A cura di: Avv. Eugenio Pini e Avv. Federica Casale
A seguito del caso Floyd, che sta infiammando l’opinione pubblica non solo degli Stati Uniti ma del mondo intero, appare utile approfondire il tema dell’uso delle armi e della coercizione fisica e da parte delle Forze di Polizia.
La norma di riferimento è l’art. 53 c.p., che prevede la non punibilità del pubblico ufficiale che, al fine di adempiere un dovere del proprio ufficio, fa uso ovvero ordina di far uso delle armi o di un altro mezzo di coazione fisica, quando vi è costretto dalla necessità di respingere una violenza o di vincere una resistenza all’Autorità e comunque di impedire la consumazione di una serie di delitti contro l’ordine pubblico particolarmente gravi e tassativamente elencati dalla norma stessa.
Il fondamento giuridico di tale scriminante si individua nel potere di coazione dello Stato, tipica espressione della sua sovranità e del connesso principio di esecutorietà degli atti amministrativi. In particolare, rappresenta un’ipotesi di esercizio dell’autotutela esecutiva della pubblica amministrazione, attraverso la quale la pretesa dell’Amministrazione viene soddisfatta con il ricorso diretto all’uso della forza per rimuovere l’ostacolo frapposto dal cittadino alla realizzazione degli scopi a cui tende l’Autorità.
È importante sottolineare che l’ipotesi in esame si differenzia dalla legittima difesa perché il soccorso difensivo è facoltativo (l’art. 52 c.p., infatti, tutela beni individuali) mentre l’uso delle armi, nei limiti previsti, è doveroso (l’art. 53 c.p. protegge, invece, beni superindividuali).
Le condotte che devono essere vinte dal pubblico ufficiale e che lo legittimano ad impiegare le armi o la coercizione fisica sono la violenza – rivolta nei confronti del pubblico ufficiale stesso o di cose o persone che questi ha il dovere di tutelare – o la necessità di vincere una resistenza (c.d. situazione necessitante). Rileva in questo senso sia la resistenza attiva che la resistenza passiva, quale la fuga, quando le modalità sono tali da porre in pericolo l’incolumità di terze persone e sempre che l’uso delle armi è opportunamente graduato secondo le esigenze del caso e nel rispetto del principio di proporzione e se non è possibile ricorrere ad un altro mezzo di coazione di pari efficacia ma meno rischioso. Inoltre, occorre che la reazione sia necessaria e non il frutto di una libera scelta: il P.U. non deve avere altra opzione, per adempiere il proprio dovere, che usare il mezzo coercitivo. La scriminante non si configura, pertanto, se gli ostacoli che si frappongono all’adempimento del dovere sono eliminabili diversamente rispetto all’utilizzo delle armi o della forza fisica.
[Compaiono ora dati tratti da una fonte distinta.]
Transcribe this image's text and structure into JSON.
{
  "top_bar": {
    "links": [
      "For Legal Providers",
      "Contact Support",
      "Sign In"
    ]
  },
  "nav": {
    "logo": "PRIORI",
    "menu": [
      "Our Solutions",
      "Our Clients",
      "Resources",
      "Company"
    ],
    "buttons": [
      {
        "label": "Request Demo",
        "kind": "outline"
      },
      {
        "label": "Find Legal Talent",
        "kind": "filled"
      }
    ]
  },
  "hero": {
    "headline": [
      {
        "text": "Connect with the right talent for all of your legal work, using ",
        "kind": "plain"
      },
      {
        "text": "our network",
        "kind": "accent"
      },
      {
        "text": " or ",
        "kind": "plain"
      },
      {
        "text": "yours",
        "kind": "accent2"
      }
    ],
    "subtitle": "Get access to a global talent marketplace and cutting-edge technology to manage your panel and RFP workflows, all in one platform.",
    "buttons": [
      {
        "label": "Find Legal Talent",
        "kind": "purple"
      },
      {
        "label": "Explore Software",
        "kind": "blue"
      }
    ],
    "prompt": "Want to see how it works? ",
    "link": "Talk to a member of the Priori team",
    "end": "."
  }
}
Ciò comporta anche l’esigenza di una gradualità nella scelta dei mezzi utilizzati: ove siano sufficienti mezzi coercitivi più blandi per assicurare l’adempimento dei propri doveri funzionali, va evitata l’utilizzazione di quelli più drastici (o addirittura delle armi) in quanto, appunto, non necessaria.
Ai fini dell’operatività dell’art. 53 c.p. è necessario, infine, che sussista un rapporto di proporzione fra la condotta del P.U. e quella di chi si oppone all’adempimento dei doveri d’ufficio.
La proporzione costituisce un limite generale di operatività della causa di giustificazione superato il quale il diritto di autotutela diventa abuso del diritto.